Ocean Wilsons Holdings Ltd on Friday said its investment portfolio delivered a solid second-quarter return, as it confirmed its proposed merger with Hansa Investment Co Ltd remains on track to complete next month.

The Bermuda-registered investment firm said its portfolio returned 6.2% in US dollar terms in the three months to June 30, lifting year-to-date performance to 5.1% despite what it called a ‘challenging macroeconomic environment’ marked by trade uncertainty and geopolitical tensions.

As of June 30, the portfolio was valued at $340.9 million, equivalent to $9.64 per share. Including $603.3 million of cash held before its recent tender offer, implied net asset value stood at $944.2 million, or $26.70 per share.

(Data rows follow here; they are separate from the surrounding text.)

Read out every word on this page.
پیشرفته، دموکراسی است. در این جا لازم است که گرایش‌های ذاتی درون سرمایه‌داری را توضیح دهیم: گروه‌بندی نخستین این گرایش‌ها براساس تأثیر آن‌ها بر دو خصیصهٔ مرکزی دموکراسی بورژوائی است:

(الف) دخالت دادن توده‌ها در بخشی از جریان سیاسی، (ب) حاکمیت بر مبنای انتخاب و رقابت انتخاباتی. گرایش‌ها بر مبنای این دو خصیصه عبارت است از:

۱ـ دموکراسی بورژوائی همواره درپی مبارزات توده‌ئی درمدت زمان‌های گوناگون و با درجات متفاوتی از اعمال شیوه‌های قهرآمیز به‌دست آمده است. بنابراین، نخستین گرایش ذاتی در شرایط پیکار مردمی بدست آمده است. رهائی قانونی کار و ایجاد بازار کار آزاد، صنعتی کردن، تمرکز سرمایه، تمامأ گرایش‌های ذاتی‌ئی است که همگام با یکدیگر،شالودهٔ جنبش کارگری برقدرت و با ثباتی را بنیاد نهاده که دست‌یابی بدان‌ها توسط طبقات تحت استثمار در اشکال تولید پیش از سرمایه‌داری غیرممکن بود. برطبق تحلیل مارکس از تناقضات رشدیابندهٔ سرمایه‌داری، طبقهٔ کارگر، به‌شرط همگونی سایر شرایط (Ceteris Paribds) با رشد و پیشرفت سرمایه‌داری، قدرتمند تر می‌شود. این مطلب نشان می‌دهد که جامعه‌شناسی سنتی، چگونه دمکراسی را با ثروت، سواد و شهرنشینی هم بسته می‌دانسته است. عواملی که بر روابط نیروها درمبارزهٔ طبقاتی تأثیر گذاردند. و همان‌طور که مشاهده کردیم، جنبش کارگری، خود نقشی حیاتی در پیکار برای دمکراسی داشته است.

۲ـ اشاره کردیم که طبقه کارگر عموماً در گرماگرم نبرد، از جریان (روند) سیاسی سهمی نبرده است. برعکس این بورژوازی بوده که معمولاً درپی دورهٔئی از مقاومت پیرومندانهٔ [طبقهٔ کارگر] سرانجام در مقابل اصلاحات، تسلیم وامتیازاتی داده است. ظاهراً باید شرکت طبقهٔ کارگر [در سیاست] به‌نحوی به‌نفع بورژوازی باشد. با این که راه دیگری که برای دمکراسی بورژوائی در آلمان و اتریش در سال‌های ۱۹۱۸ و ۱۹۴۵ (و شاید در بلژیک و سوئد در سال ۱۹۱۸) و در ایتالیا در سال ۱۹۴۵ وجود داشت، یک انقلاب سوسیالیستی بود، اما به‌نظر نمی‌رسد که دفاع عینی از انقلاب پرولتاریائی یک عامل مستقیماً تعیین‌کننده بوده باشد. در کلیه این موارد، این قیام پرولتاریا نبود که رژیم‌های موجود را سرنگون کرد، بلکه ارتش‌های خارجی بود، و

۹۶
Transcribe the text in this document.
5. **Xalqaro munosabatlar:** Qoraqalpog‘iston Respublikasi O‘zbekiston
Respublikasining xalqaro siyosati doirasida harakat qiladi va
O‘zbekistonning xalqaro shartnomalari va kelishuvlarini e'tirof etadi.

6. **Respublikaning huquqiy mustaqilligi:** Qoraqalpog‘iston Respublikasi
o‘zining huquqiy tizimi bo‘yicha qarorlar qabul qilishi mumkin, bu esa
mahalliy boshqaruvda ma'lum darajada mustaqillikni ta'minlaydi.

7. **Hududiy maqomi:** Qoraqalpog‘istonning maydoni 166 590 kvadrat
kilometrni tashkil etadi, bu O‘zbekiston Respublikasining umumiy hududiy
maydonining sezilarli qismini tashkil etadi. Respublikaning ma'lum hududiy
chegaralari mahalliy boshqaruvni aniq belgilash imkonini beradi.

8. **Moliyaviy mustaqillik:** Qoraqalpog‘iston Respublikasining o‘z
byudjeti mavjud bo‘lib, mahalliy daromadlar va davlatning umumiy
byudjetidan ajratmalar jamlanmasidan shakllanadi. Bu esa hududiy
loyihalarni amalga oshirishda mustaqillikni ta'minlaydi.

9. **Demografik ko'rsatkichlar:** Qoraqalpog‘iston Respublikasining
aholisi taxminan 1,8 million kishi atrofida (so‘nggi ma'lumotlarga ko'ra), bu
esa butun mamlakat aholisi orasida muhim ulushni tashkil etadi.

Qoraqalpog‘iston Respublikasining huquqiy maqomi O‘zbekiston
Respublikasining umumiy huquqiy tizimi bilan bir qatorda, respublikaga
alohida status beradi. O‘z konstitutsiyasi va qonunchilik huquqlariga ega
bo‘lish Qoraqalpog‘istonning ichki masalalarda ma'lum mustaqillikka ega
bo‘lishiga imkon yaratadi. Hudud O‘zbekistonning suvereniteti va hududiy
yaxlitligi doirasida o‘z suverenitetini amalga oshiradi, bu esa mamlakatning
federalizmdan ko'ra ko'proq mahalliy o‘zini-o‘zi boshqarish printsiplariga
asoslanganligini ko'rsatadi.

Shares in the firm were 0.7% higher at 1,148.14 pence in London on Friday morning.

Ocean Wilsons also completed the $594 million sale of its 56% stake in Brazilian port and maritime logistics firm Wilson Sons SA in June, strengthening its balance sheet. It distributed a final dividend from that holding in July, paying $0.59 per share.

The company subsequently returned £109.1 million to shareholders via a tender offer, repurchasing 7.07 million shares, about 20% of its issued share capital, at 1,543p each.

Looking ahead, Ocean Wilsons said its independent committee continues to recommend shareholders vote in favour of its all-share merger with London-listed Hansa, announced in July.

Under the agreed terms, Ocean Wilsons investors will receive 1.4925 new Hansa share units, each comprising one voting ordinary share and two non-voting ’A’ ordinary shares, for each Ocean Wilsons share held.

Shares in Bermuda-based closed-ended investment company Hansa were down 1.5% at 258.16 pence in London on Friday morning. Its A‘ ordinary shares fell 1.1% to 251.29 pence.

The combination is expected to create a diversified, closed-ended investment company with more than £900 million in net assets, increased scale, broader market liquidity and cost efficiencies. The deal remains subject to shareholder approval at a court meeting on September 12, with completion targeted for late September.